The bear case for the investment is that if Azure growth normalizes toward ordinary cloud, Copilot monetization stalls, or AI capex stays ahead of revenue for longer than investors can tolerate, the stock can remain inexpensive-looking without actually re-rating. 

That said, Microsoft is unusually well insulated from single-product disappointment because it can monetize the same AI wave across infrastructure, productivity, developer tools, security, and consumer endpoints, lowering the odds that a weak adoption pocket would break the thesis. 

Is Microsoft a Buy, Sell, or Hold?

On Wall Street, Microsoft stock has a consensus Strong Buy rating, based on 34 Buys, three Holds, and zero Sells. The average MSFT price target of $582.17 indicates a 56.38% upside over the next 12 months. Even the lowest target of $392 is above the present price of $372, indicating that this is an exceptional entry point for a world-class company that, based on my analysis, isn’t going to be struggling any time soon. 

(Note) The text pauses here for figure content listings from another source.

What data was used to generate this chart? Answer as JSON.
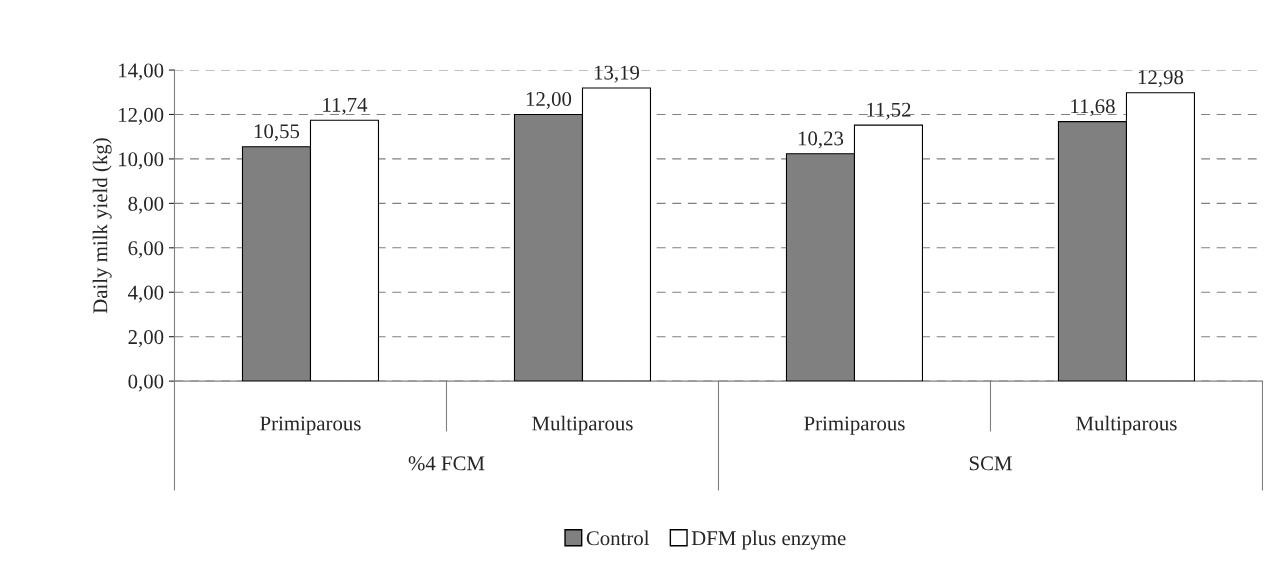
{
  "chart_data": {
    "type": "bar",
    "ylabel": "Daily milk yield (kg)",
    "categories": [
      "Primiparous",
      "Multiparous",
      "Primiparous",
      "Multiparous"
    ],
    "series": [
      {
        "name": "Control",
        "color": "#808080",
        "values": [
          10.55,
          12.0,
          10.23,
          11.68
        ],
        "value_labels": [
          "10,55",
          "12,00",
          "10,23",
          "11,68"
        ]
      },
      {
        "name": "DFM plus enzyme",
        "color": "#ffffff",
        "values": [
          11.74,
          13.19,
          11.52,
          12.98
        ],
        "value_labels": [
          "11,74",
          "13,19",
          "11,52",
          "12,98"
        ]
      }
    ],
    "ylim": [
      0,
      14
    ],
    "yticks": [
      {
        "value": 0,
        "label": "0,00"
      },
      {
        "value": 2,
        "label": "2,00"
      },
      {
        "value": 4,
        "label": "4,00"
      },
      {
        "value": 6,
        "label": "6,00"
      },
      {
        "value": 8,
        "label": "8,00"
      },
      {
        "value": 10,
        "label": "10,00"
      },
      {
        "value": 12,
        "label": "12,00"
      },
      {
        "value": 14,
        "label": "14,00"
      }
    ],
    "annotations": [
      "%4 FCM",
      "SCM"
    ],
    "grid": "y",
    "legend": "bottom"
  }
}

Gabriela Borges, an analyst from Goldman Sachs (GS), a bank I follow closely, has a 61.1% upside Buy target. This aligns with my own perspective: a $600 price could be achieved in 12 months in the bull case, or in 18 months in the base case. I own the stock at 11% of my total portfolio value, which shows aggressive conviction behind my bullish stance. 

That said, I also have a strong 35% cash position, which will allow me to buy more Microsoft stock if the price falls even further. This is very unlikely, but my portfolio is nonetheless secured against downside by such cash optionality. 

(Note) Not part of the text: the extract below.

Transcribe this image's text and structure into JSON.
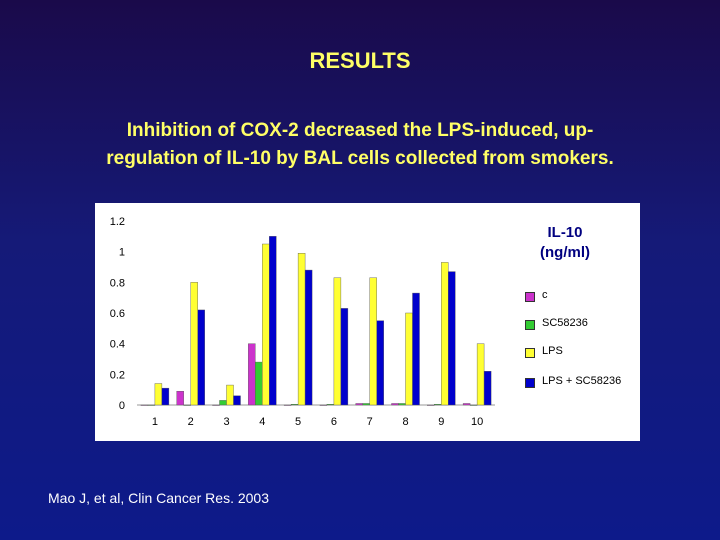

Microsoft Is a World-Class Company and a Cheap Stock

There are only a few companies I feel this confident about at any given time, and Microsoft is right up at the top currently. I’m heavily bullish, primarily because I consider the downturn in its stock price to be a mispricing amid broader software-related sell-off fears. Microsoft is heavily invested in AI, and it has multiple avenues to expand and consolidate its influence in the broader tech industry. As a result of this technical and fundamental value in the stock, and the reality of probable rerating amid strong business results ahead, I’m bullish and sticking to my convictions at this point in the cycle.